Java Arrays: Dimensions, Indexing, and Memory Management

To retrieve an element from an array, you use an index or subscript.
The get method (or direct array access array[I]) allows retrieval of an element at a specific index I.
Arrays are zero-indexed, meaning the first element is at index 0, and the last element of an array with N elements is at index N-1. For example, an array of 10 elements requires using index 9 for the last element.

Arrays can have multiple dimensions to represent complex data structures.
One-Dimensional (1D) Array: A simple list of elements.
- Example: [element0, element1, element2, element3].
- Location is identified by a single index, e.g., location(I).
Two-Dimensional (2D) Array: Represents a table or a grid (rows and columns).
- Example: A classroom layout.
- The first index represents the row and the second represents the column.
- If an array element is at (2,3):
  - The first index (row) is 2, meaning it's the third row (since 0 is the first row).
  - The second index (column) is 3, meaning it's the fourth column (since 0 is the first column).
- For 'Hassan' on the 'third row' (index 3) and 'fourth column' (index 3), the location would be (3,3).
Three-Dimensional (3D) Array: Extends 2D to include another layer, such as rooms on a floor.
- Example: A specific student's location in a classroom on a particular floor.
- Indices would be (room_number, row_number, column_number).
Multi-Dimensional Arrays (Beyond 3D):
- The concept can be extended to N dimensions.
- Example for a 5-dimensional array to find a student's location in a large institution:
  - location(block_number, floor_number, room_number, row_number, column_number).
  - The discussion further implies an even higher dimension if considering multiple campuses, e.g., campus_number as the highest dimension, making it potentially a 6-dimensional array.

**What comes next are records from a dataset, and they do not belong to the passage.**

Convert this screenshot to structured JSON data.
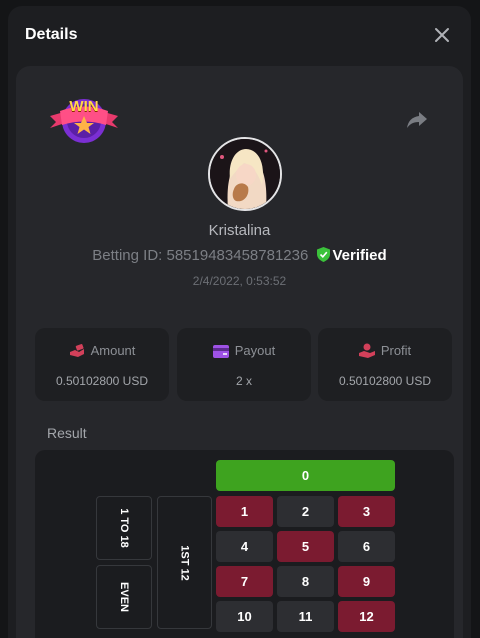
{
  "modal": {
    "title": "Details",
    "share_icon": "share-arrow-icon",
    "close_icon": "close-icon",
    "badge": {
      "text": "WIN",
      "icon": "star-icon"
    }
  },
  "player": {
    "name": "Kristalina",
    "betting_id_label": "Betting ID:",
    "betting_id": "58519483458781236",
    "verified_label": "Verified",
    "date": "2/4/2022, 0:53:52"
  },
  "stats": [
    {
      "label": "Amount",
      "value": "0.50102800 USD",
      "icon": "money-hand-icon",
      "icon_color": "#d2405a"
    },
    {
      "label": "Payout",
      "value": "2 x",
      "icon": "wallet-card-icon",
      "icon_color": "#9e52e6"
    },
    {
      "label": "Profit",
      "value": "0.50102800 USD",
      "icon": "hand-coin-icon",
      "icon_color": "#d2405a"
    }
  ],
  "result": {
    "label": "Result",
    "zero": "0",
    "side_bets": [
      "1 TO 18",
      "EVEN"
    ],
    "dozen": "1ST 12",
    "numbers": [
      {
        "n": "1",
        "color": "red"
      },
      {
        "n": "2",
        "color": "black"
      },
      {
        "n": "3",
        "color": "red"
      },
      {
        "n": "4",
        "color": "black"
      },
      {
        "n": "5",
        "color": "red"
      },
      {
        "n": "6",
        "color": "black"
      },
      {
        "n": "7",
        "color": "red"
      },
      {
        "n": "8",
        "color": "black"
      },
      {
        "n": "9",
        "color": "red"
      },
      {
        "n": "10",
        "color": "black"
      },
      {
        "n": "11",
        "color": "black"
      },
      {
        "n": "12",
        "color": "red"
      }
    ]
  },
  "colors": {
    "green": "#3ea31f",
    "red": "#7b1b30",
    "black": "#2d2e32",
    "verified": "#3bc23b"
  }
}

Theoretical Limit: Theoretically, arrays can be created with an N number of dimensions. The exact theoretical limit can be very large, symbolised as PANDAMX in the discussion.
Practical Limit: Arrays are stored in Random Access Memory (RAM), which is a finite resource (limited RAM). This imposes a practical constraint on the size and number of dimensions an array can have.
Virtual Memory: Modern operating systems address RAM limitations through virtual memory algorithms.
- Virtual memory uses external storage (like Hard Disk Drives (HDDs) or Solid State Drives (SSDs)) to temporarily store data that would otherwise reside in RAM.
- When a program requires more RAM than physically available, the operating system maps portions of the SSD/HDD as virtual RAM.
- This capability makes the perceived 'limit of RAM' virtually 'unlimited' for advanced operating systems, allowing for the creation and management of very large and high-dimensional arrays.

The index or subscript of an array must always be non-negative.
- The lowest valid index is 0.
- The highest valid index is number of elements - 1 (N-1).

In Java, arrays are reference data types.
Upon creation, each element of an array is automatically initialized with a default value determined by its data type. For instance, int array elements default to 0, boolean to false, and object types to null.

Arrays in Java (and also in C#) are of a fixed size once they are instantiated.
You cannot directly add a 13^{th} element to an array initially created for 12 elements.
If a change in array size is necessary (e.g., to increase or decrease capacity), the typical approach is to create a new array of the desired size and then copy the elements from the original array to the new one.

When designing a method that needs to accept a variable number of arguments (e.g., 2, 3, 4, 5 or more), you can specify the parameter as an array type.
This allows the method to receive and process n number of arguments by treating them as elements within the passed array.
In C#, this concept is also used for passing command-line parameters to a program.